NIM : 1205030204
KELAS : 2E
Angkatan ini menjadi gambaran dunia sastra indonesia pasca kemerdekaan. Corak
kesusastraan pada periode ini tidak lepas dari polemik kebudayaan yang tejadi di Indonesia
pada masa itu. Di tengah-tengah segala kekacauan dan perang ideologi yang terjadi muncul
lemaga kebudayaan yang mewakili setiap institusi ideologi lembaga tersebut dikenal dengan
nama LKN (Lembaga Kebudayaan Nasional). Selain muncul berbagai lembaga kebudayaan,
media massa juga muncul sebagai sarana sosialisasi ideologi partai-partai tertentu misalnya
Harian Rakyat.
Pada awal tahun 1960 timbul perpecahan dan polemik yang berkepanjangan karena
Lembaga kebudayaan Rakjat (Lekra) memiliki konsep sastra realisme-sosialis, diketahui juga
bahwa Lekra ini berada dibawah naungan PKI, hal ini menyebabkan tertundanya
perkembangan sastra karena masuk kedalam politik praktis dan berakhir pada tahun 1965.
Terjadi juga polarisasi di antara sastrawan karena pergolakan politik antara orde lama dan
orde baru, penerbit juga terkena imbas politik, sehingga sulit menerbitkan karya. Beberapa
sastrawan Angkatan 50 pun menulis di majalah atau surat kabar. Pada keadaan terparanya
bahkan para sastrawan kesulihan menerbitkan karyanya, majalah tersebut bertahan sampai
tahun 1956 dan diteruskan dengan majalah sastra lainnya.

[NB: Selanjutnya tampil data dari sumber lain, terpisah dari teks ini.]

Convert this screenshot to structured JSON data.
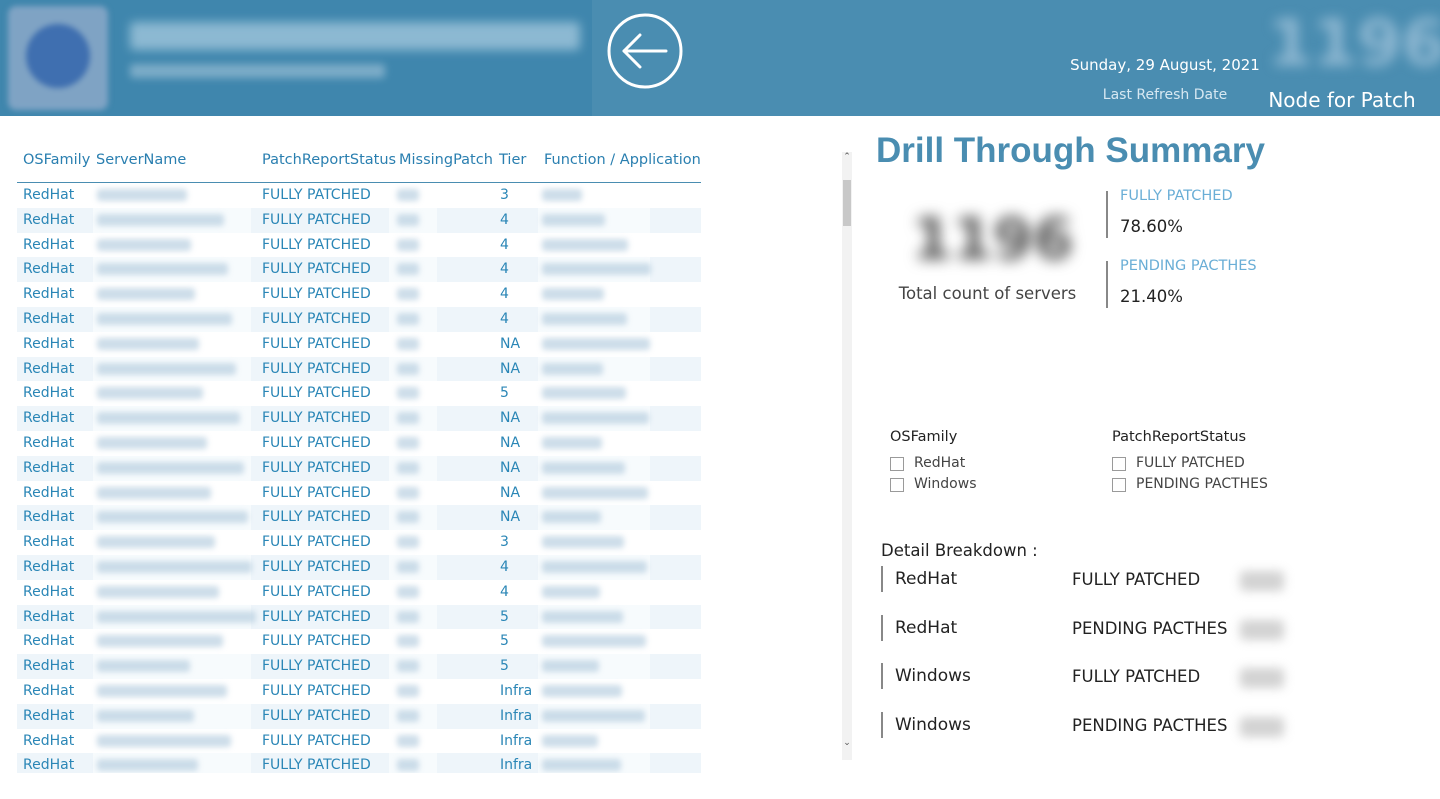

Karya sastra pada periode ini banyak menghasilkan karya-karya dalam bentuk cerpen
dan puisi. Contoh karya pada angkatan itu, “kranji dan Bekasi Jatuh” (1947) karya Pramudya
Ananta Toer, “Tak ada esok” (1950) karya Mochtar Lubis. Adapun sastrawan yang termasuk
dalam periode 50-an ini di antaranya Kirdjomuljo, WS Rendra, Ajib Rosidi, Toto Sudarto
Bachtiar, Ramadhan KH, Nugroho Notosanto, Subagio Sastrowadojo, Mansur Samin, N.H.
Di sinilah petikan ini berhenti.